REALIZATION
I turned the lights off, looked out of my
window right at the moon, which was really bright that night. How will I
survive this life? I mean, it’s not
impossible but you never know what ‘freedom’ really is, until it is taken away
from you. right? This is with everything in life, you never know what you have, until its gone. This thought brought
me back to the moment when I was in love with VC in high school. VC was head
over heels in love with me and I often took it for granted, because I knew this
person wouldn’t leave me. At some point it happened, VC “moved on” with someone
else and it hurt me. I went back to this person, begging for a second chance
and I got it. Sadly it didn’t work out between us. Thinking back and reflecting on this 90 minutes situation, I realized
that we as a human being, we know exactly what we have but we just think we
will never lose it.
Then I closed my eyes and asked myself again.
how will I survive? At some point I even got mad at myself, thinking about the time I took my freedom for granted. Freedom
in this situation was the ability to do whatever and whenever I want, even
though there are responsibilities. Doing what you want and coming home
whenever is super normal when u reach a certain age, so we don’t even pay
attention. right? Exactly…we know what
we have but we just think we will never lose it! At that moment I was also
thinking about all the good times, where I did whatever I want. Swiping into my
apartment early in the morning, coming home completely drunk (always
responsible) after a party, bringing home my male and female friends or even
people I partied with that night. Haha. Having these thoughts really made me
realize and appreciate my Amsterdam moments. I believe that when u really take the time to realize and appreciate
small things in life, that is the moment when you see the true beauty in things
or people! As these valuable moments were running through my mind, I began
to feel sleepy and prepared myself for the next day. the first day of training.

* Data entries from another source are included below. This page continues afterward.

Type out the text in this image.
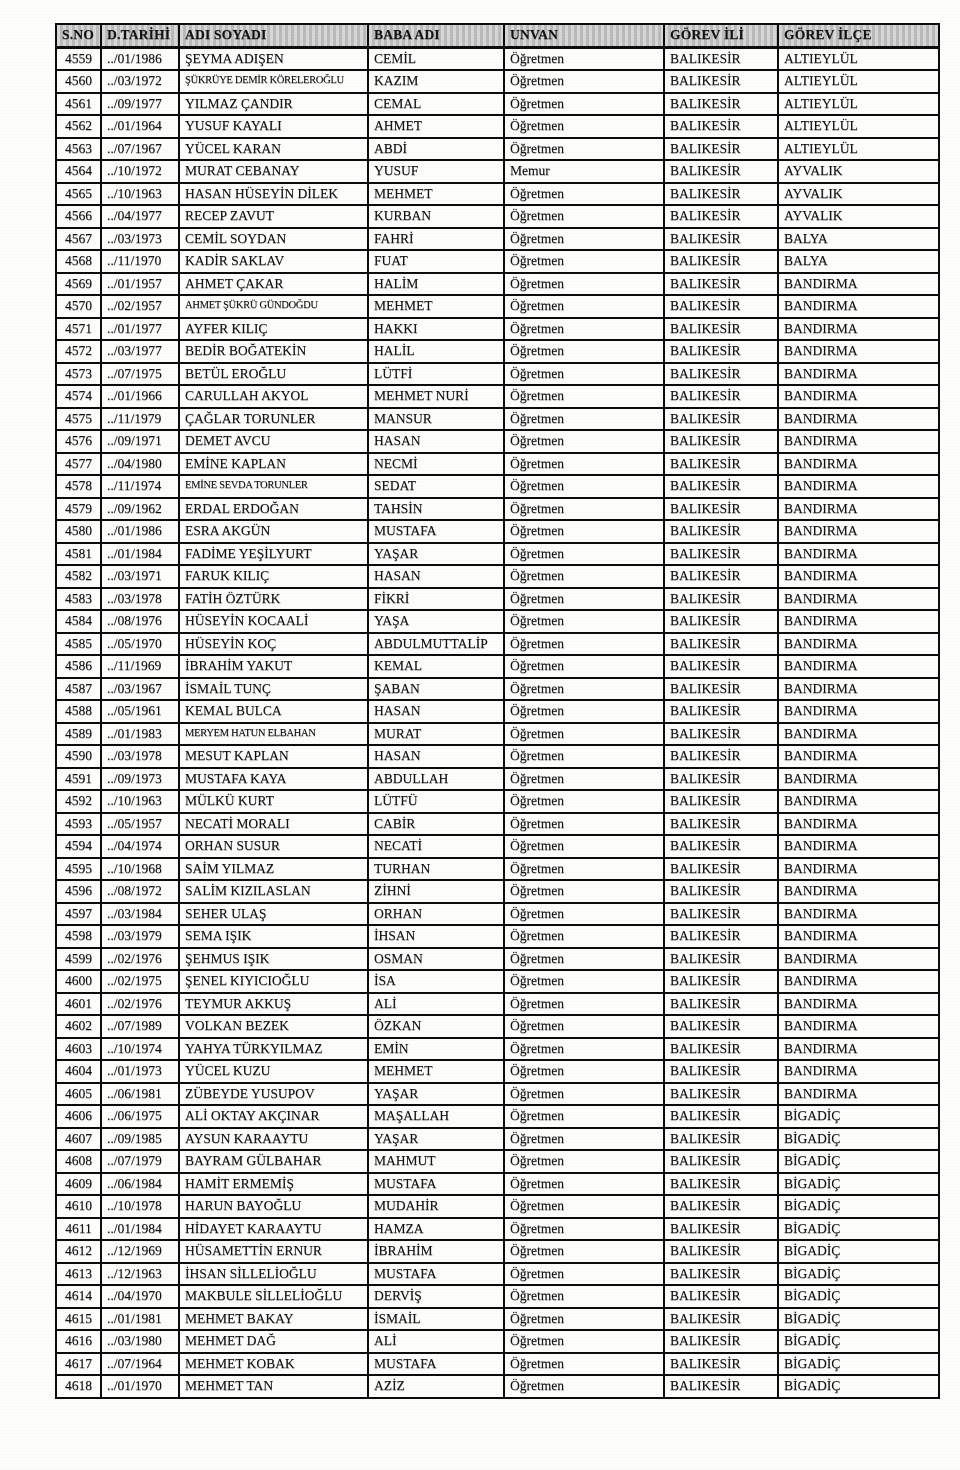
S.NO	D.TARİHİ	ADI SOYADI	BABA ADI	UNVAN	GÖREV İLİ	GÖREV İLÇE
4559	../01/1986	ŞEYMA ADIŞEN	CEMİL	Öğretmen	BALIKESİR	ALTIEYLÜL
4560	../03/1972	ŞÜKRÜYE DEMİR KÖRELEROĞLU	KAZIM	Öğretmen	BALIKESİR	ALTIEYLÜL
4561	../09/1977	YILMAZ ÇANDIR	CEMAL	Öğretmen	BALIKESİR	ALTIEYLÜL
4562	../01/1964	YUSUF KAYALI	AHMET	Öğretmen	BALIKESİR	ALTIEYLÜL
4563	../07/1967	YÜCEL KARAN	ABDİ	Öğretmen	BALIKESİR	ALTIEYLÜL
4564	../10/1972	MURAT CEBANAY	YUSUF	Memur	BALIKESİR	AYVALIK
4565	../10/1963	HASAN HÜSEYİN DİLEK	MEHMET	Öğretmen	BALIKESİR	AYVALIK
4566	../04/1977	RECEP ZAVUT	KURBAN	Öğretmen	BALIKESİR	AYVALIK
4567	../03/1973	CEMİL SOYDAN	FAHRİ	Öğretmen	BALIKESİR	BALYA
4568	../11/1970	KADİR SAKLAV	FUAT	Öğretmen	BALIKESİR	BALYA
4569	../01/1957	AHMET ÇAKAR	HALİM	Öğretmen	BALIKESİR	BANDIRMA
4570	../02/1957	AHMET ŞÜKRÜ GÜNDOĞDU	MEHMET	Öğretmen	BALIKESİR	BANDIRMA
4571	../01/1977	AYFER KILIÇ	HAKKI	Öğretmen	BALIKESİR	BANDIRMA
4572	../03/1977	BEDİR BOĞATEKİN	HALİL	Öğretmen	BALIKESİR	BANDIRMA
4573	../07/1975	BETÜL EROĞLU	LÜTFİ	Öğretmen	BALIKESİR	BANDIRMA
4574	../01/1966	CARULLAH AKYOL	MEHMET NURİ	Öğretmen	BALIKESİR	BANDIRMA
4575	../11/1979	ÇAĞLAR TORUNLER	MANSUR	Öğretmen	BALIKESİR	BANDIRMA
4576	../09/1971	DEMET AVCU	HASAN	Öğretmen	BALIKESİR	BANDIRMA
4577	../04/1980	EMİNE KAPLAN	NECMİ	Öğretmen	BALIKESİR	BANDIRMA
4578	../11/1974	EMİNE SEVDA TORUNLER	SEDAT	Öğretmen	BALIKESİR	BANDIRMA
4579	../09/1962	ERDAL ERDOĞAN	TAHSİN	Öğretmen	BALIKESİR	BANDIRMA
4580	../01/1986	ESRA AKGÜN	MUSTAFA	Öğretmen	BALIKESİR	BANDIRMA
4581	../01/1984	FADİME YEŞİLYURT	YAŞAR	Öğretmen	BALIKESİR	BANDIRMA
4582	../03/1971	FARUK KILIÇ	HASAN	Öğretmen	BALIKESİR	BANDIRMA
4583	../03/1978	FATİH ÖZTÜRK	FİKRİ	Öğretmen	BALIKESİR	BANDIRMA
4584	../08/1976	HÜSEYİN KOCAALİ	YAŞA	Öğretmen	BALIKESİR	BANDIRMA
4585	../05/1970	HÜSEYİN KOÇ	ABDULMUTTALİP	Öğretmen	BALIKESİR	BANDIRMA
4586	../11/1969	İBRAHİM YAKUT	KEMAL	Öğretmen	BALIKESİR	BANDIRMA
4587	../03/1967	İSMAİL TUNÇ	ŞABAN	Öğretmen	BALIKESİR	BANDIRMA
4588	../05/1961	KEMAL BULCA	HASAN	Öğretmen	BALIKESİR	BANDIRMA
4589	../01/1983	MERYEM HATUN ELBAHAN	MURAT	Öğretmen	BALIKESİR	BANDIRMA
4590	../03/1978	MESUT KAPLAN	HASAN	Öğretmen	BALIKESİR	BANDIRMA
4591	../09/1973	MUSTAFA KAYA	ABDULLAH	Öğretmen	BALIKESİR	BANDIRMA
4592	../10/1963	MÜLKÜ KURT	LÜTFÜ	Öğretmen	BALIKESİR	BANDIRMA
4593	../05/1957	NECATİ MORALI	CABİR	Öğretmen	BALIKESİR	BANDIRMA
4594	../04/1974	ORHAN SUSUR	NECATİ	Öğretmen	BALIKESİR	BANDIRMA
4595	../10/1968	SAİM YILMAZ	TURHAN	Öğretmen	BALIKESİR	BANDIRMA
4596	../08/1972	SALİM KIZILASLAN	ZİHNİ	Öğretmen	BALIKESİR	BANDIRMA
4597	../03/1984	SEHER ULAŞ	ORHAN	Öğretmen	BALIKESİR	BANDIRMA
4598	../03/1979	SEMA IŞIK	İHSAN	Öğretmen	BALIKESİR	BANDIRMA
4599	../02/1976	ŞEHMUS IŞIK	OSMAN	Öğretmen	BALIKESİR	BANDIRMA
4600	../02/1975	ŞENEL KIYICIOĞLU	İSA	Öğretmen	BALIKESİR	BANDIRMA
4601	../02/1976	TEYMUR AKKUŞ	ALİ	Öğretmen	BALIKESİR	BANDIRMA
4602	../07/1989	VOLKAN BEZEK	ÖZKAN	Öğretmen	BALIKESİR	BANDIRMA
4603	../10/1974	YAHYA TÜRKYILMAZ	EMİN	Öğretmen	BALIKESİR	BANDIRMA
4604	../01/1973	YÜCEL KUZU	MEHMET	Öğretmen	BALIKESİR	BANDIRMA
4605	../06/1981	ZÜBEYDE YUSUPOV	YAŞAR	Öğretmen	BALIKESİR	BANDIRMA
4606	../06/1975	ALİ OKTAY AKÇINAR	MAŞALLAH	Öğretmen	BALIKESİR	BİGADİÇ
4607	../09/1985	AYSUN KARAAYTU	YAŞAR	Öğretmen	BALIKESİR	BİGADİÇ
4608	../07/1979	BAYRAM GÜLBAHAR	MAHMUT	Öğretmen	BALIKESİR	BİGADİÇ
4609	../06/1984	HAMİT ERMEMİŞ	MUSTAFA	Öğretmen	BALIKESİR	BİGADİÇ
4610	../10/1978	HARUN BAYOĞLU	MUDAHİR	Öğretmen	BALIKESİR	BİGADİÇ
4611	../01/1984	HİDAYET KARAAYTU	HAMZA	Öğretmen	BALIKESİR	BİGADİÇ
4612	../12/1969	HÜSAMETTİN ERNUR	İBRAHİM	Öğretmen	BALIKESİR	BİGADİÇ
4613	../12/1963	İHSAN SİLLELİOĞLU	MUSTAFA	Öğretmen	BALIKESİR	BİGADİÇ
4614	../04/1970	MAKBULE SİLLELİOĞLU	DERVİŞ	Öğretmen	BALIKESİR	BİGADİÇ
4615	../01/1981	MEHMET BAKAY	İSMAİL	Öğretmen	BALIKESİR	BİGADİÇ
4616	../03/1980	MEHMET DAĞ	ALİ	Öğretmen	BALIKESİR	BİGADİÇ
4617	../07/1964	MEHMET KOBAK	MUSTAFA	Öğretmen	BALIKESİR	BİGADİÇ
4618	../01/1970	MEHMET TAN	AZİZ	Öğretmen	BALIKESİR	BİGADİÇ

I woke up early and prepared myself for the
first day. Coming into class, I wasn’t really talking to someone. I am more like a person, who observes and
after a period of time choose who to be around with and who I can be myself
with. I am a very shy person at
first. The training began with a fear-based speech and again we spoke about
ALL the rules. Being at your best (all the time) is a must and mobile phones
are forbidden. Being scared of the boss was printed into the minds and talking
to girls was a NO-GO. (Imagine that during my internship in Amsterdam I was sitting next to
the boss while working, even went for lunch and outside activities with my
female colleagues.) I guess that’s when the culture shock came in…But accepting is key. Wherever we go, we must obey the
rules and the culture. It’s the same when we invite people to our home, our
guests must follow the rules which we made. The day ended with a statement: ‘Whenever the office calls you, it’s
because you (MOST LIKELY) broke a rule. This is NOT acceptable here and MAY
result in a one-way ticket home’
It wasn’t all bad, the training (15.00hours until
22.00hours) kept me busy and took my mind off the fact that I had no freedom at
all. We started off with ‘safety and security’, which Is a very interesting
topic. This is the topic where u learn, that as a flight attendant you are much
more than a waiter in the air. But the moment I came home, I felt locked up
again. I didn’t like that feeling, because I hate being alone. Eating alone is
even worse, that’s why I usually facetime people while I’m eating. The beginning days of training got very
lonely and I was constantly thinking to myself if it was all worth it.
On the other hand, being alone really helped
me to think about certain things in my life, which was necessary at that
moment. But did I really need alone time all the way in the middle east? This
anxious feeling came up again, I got mad, really mad at myself! Why..did I make
the decision to come all the way and leave my beautiful life behind? Why was I
so stupid and what was I even thinking? I texted my good friend BA and said I
want to go back to Amsterdam, I cannot take it anymore. Quickly I calmed myself
down (which I'm really good at), made up my mind and closed my eyes.
Being in my own apartment again made me so
happy. As I was walking to my fridge, the sun was shining through my big window
and MB was making me breakfast. Both in pajamas. It felt like nothing could
stop me at that moment, the feeling of joy and seeing the beauty in everything
was indescribable. I felt happy and unstoppable. I smiled at MB and said, this
is the feeling I want every day. I mean it, every day and for the rest of my
life. Seriously it was a magical feeling.
I believe that we should do what makes us happy, whatever it is that makes us
happy and remember to always be positive. This in order to live life to its
fullest. MB, on the other hand, didn’t really pay attention to me, which was
weird. As I wanted to go for a hug and kiss, my phone suddenly RANG very loud….
Woke up from this dream with two missed calls from the office…F*CK!